Anyway, the book chronicles Sanders's search for hope after an argument with his son. Okay, so first of all, Sanders conflates a search for hope with a search for meaning amidst a life of privilege. He so desperately wants to be important enough to warrant the praise of Krakauer's Into the Wild or Frankl's Man's Search for Meaning.

Something Sanders is good at? Writing about nature. I am by no means an outdoor enthusiast, but he was able to describe nature and the environment in a way that made the idea of sleeping on the frozen ground after hiking and sweating all day seem worth it.
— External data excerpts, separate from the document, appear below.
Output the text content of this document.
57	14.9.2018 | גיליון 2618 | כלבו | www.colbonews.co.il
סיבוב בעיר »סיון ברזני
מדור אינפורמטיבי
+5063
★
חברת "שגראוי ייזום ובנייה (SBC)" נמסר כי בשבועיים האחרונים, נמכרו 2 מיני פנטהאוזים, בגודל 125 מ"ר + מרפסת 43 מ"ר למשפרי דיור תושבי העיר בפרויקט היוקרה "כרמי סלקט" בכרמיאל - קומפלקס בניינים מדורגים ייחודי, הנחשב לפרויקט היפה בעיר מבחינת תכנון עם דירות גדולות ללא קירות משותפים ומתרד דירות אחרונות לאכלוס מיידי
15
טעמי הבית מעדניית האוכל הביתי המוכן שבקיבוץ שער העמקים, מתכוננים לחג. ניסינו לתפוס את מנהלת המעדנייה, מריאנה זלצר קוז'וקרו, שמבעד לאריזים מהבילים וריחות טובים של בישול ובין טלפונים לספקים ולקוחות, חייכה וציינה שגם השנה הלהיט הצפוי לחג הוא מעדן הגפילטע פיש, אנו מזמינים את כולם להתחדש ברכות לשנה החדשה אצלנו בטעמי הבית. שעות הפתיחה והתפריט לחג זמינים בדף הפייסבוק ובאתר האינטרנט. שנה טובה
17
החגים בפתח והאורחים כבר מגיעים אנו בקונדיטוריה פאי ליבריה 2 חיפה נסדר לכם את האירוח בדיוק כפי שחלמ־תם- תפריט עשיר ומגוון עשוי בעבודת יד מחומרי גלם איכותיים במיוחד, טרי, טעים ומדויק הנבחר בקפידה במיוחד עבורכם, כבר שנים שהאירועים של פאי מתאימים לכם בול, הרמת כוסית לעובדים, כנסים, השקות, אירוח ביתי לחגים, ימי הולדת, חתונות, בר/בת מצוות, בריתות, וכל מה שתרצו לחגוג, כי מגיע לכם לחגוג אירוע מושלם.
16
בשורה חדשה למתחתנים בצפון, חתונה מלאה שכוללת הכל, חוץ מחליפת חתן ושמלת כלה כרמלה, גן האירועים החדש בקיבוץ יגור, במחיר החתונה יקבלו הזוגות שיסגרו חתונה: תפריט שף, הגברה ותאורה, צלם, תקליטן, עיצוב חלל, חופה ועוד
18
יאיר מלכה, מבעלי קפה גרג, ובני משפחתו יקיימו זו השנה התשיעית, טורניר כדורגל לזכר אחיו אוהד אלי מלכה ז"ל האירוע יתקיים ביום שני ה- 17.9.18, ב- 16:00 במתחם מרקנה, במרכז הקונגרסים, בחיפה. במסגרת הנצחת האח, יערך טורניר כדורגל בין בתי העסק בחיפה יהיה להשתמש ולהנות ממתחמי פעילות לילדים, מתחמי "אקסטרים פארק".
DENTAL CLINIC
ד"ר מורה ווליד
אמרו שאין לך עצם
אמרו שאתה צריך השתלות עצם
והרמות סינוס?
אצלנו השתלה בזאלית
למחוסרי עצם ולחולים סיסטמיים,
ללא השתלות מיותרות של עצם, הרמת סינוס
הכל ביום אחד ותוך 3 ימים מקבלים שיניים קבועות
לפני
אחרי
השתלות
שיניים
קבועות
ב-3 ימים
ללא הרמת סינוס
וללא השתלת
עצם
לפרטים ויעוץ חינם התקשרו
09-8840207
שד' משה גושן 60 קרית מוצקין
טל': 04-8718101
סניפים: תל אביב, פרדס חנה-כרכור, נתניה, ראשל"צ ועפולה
There was a point in the book when I thought Sanders was going to make his search for hope into a plea for people to treat the environment better and to preserve the Earth for future generations.

But... No such luck.

Instead, he spends seemingly endless pages describing a version of nature that seeks to make you feel guilty for liking grocery stores and mattresses. With this point, Sanders makes it clear that he doesn't understand anyone that works paycheck to paycheck or that didn't receive a liberal education extolling the values of Thoreau and memorizing poetry.

My biggest problem with all of this is not that he developed this view of the world or that he decided to chronicle his existential crisis. To each their own and all that. However, I cannot manage to get past the authoritative tone of superiority with which he tries to present his subjective understanding of the world as objective Truth.